Constraints often sharpen intention. Limited space forces clarity: What matters enough to stay? What must go? What earns precious physical presence?
In 600 square feet, every object of ours negotiated for relevance. Every piece of equipment justified its existence.
That discipline may have been an invisible contributor to my Work Fit.
Space as a Psychological Actor
Physical environments become intentional in affecting thoughts and emotions.
Small spaces create proximity between our work roles, identities, and responsibilities. Work bleeds into life, but life also softens work.
The boundary is porous.
Expansive spaces introduce something different: choice.
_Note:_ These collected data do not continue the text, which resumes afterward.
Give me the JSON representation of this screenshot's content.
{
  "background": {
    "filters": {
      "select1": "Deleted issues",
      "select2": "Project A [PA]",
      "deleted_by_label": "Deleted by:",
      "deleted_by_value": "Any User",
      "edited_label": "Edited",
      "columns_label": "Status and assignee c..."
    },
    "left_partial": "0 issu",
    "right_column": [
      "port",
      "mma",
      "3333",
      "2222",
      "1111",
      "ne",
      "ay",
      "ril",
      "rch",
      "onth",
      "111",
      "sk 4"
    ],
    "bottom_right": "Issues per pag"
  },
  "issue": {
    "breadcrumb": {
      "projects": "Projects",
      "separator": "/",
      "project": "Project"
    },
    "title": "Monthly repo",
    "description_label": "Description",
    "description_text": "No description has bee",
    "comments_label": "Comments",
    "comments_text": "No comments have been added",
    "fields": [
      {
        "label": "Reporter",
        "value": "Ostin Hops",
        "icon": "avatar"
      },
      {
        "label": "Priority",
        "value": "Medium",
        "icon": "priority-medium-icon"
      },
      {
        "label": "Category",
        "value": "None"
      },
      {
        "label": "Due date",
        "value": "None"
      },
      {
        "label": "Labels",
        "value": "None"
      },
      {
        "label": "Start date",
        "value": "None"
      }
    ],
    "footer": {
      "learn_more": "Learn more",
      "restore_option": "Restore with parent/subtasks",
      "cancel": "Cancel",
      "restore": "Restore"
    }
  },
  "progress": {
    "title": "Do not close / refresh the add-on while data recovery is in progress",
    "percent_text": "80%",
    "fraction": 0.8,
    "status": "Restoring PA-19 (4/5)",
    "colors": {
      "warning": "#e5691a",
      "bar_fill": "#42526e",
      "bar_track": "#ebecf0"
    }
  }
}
A separate podcast studio may allow deeper creative immersion. A distinct workspace may signal psychological “on” and “off” states. Movement between rooms may become movement between modes of thinking.
But expansion carries risk as well.
More space can dilute focus. It can invite accumulation instead of intention. Without care, abundance replaces clarity.
The question, then, is not whether space grows, but, whether Work Fit grows with it.
Designing Our Space for Work Fit
Work Fit happens when work becomes a wonderful part of the day doing other wonderful things. Physical space can either support that harmony or quietly unravel it.
As I imagine this new home of mine, I am realizing that its square footage alone won’t determine success. Design decisions will.
Not design in the aesthetic sense alone, though beauty matters, but in behavioral terms:
➡️ Where will creative energy live?
➡️ Where will rest find protection?
➡️ What spaces encourage conversation and curiosity?
➡️ What areas remain intentionally empty?
And, in the spirit of all of this, I’ve turned to an ancient practice, Feng Shui, to make sure that the new work and living space is harmonious.
The Transition From Efficiency to Intention
Apartment living trained me toward efficiency. Every corner had purpose. Every routine minimized friction.
A larger home invites something new: intentionality.
Out: How do I fit everything in?
In: What deserves space at all?
This shift feels less like an upgrade and more like an experiment.
Will a dedicated podcast production studio elevate the conversations that I host? Will separation between living and working space restore my energy at the end of the day? Or will I discover that my Work Fit was never about physical expansion, but about clarity of the purpose that is carried within me?
Space Doesn’t Create Identity, It Reveals It
There is a quiet truth about transitions like this: new environments rarely transform us overnight. Instead, they gradually reveal habits that we have already formed.
If I bring distraction into a larger home, it will expand with me.
If I draw into it intention, that too will scale.
The move, then, is less about upgrading surroundings and more about testing alignment between environment, work, and self.
For the first time in years, I will not be adapting my work to my space.
Instead my space will be adapting to my work.
And, in matter of weeks, I will learn whether Work Fit expands when the walls do.
Our best days lie ahead.
Image credit: New podcast studio (2/27/2026), Dan Smolen
I’m Dan Smolen. As host and executive producer of What’s Your Work Fit? I help you make your work and workplace decisions result in better and more satisfying professional experiences and outcomes. I am also a Founding Member of The Future of Work Alliance.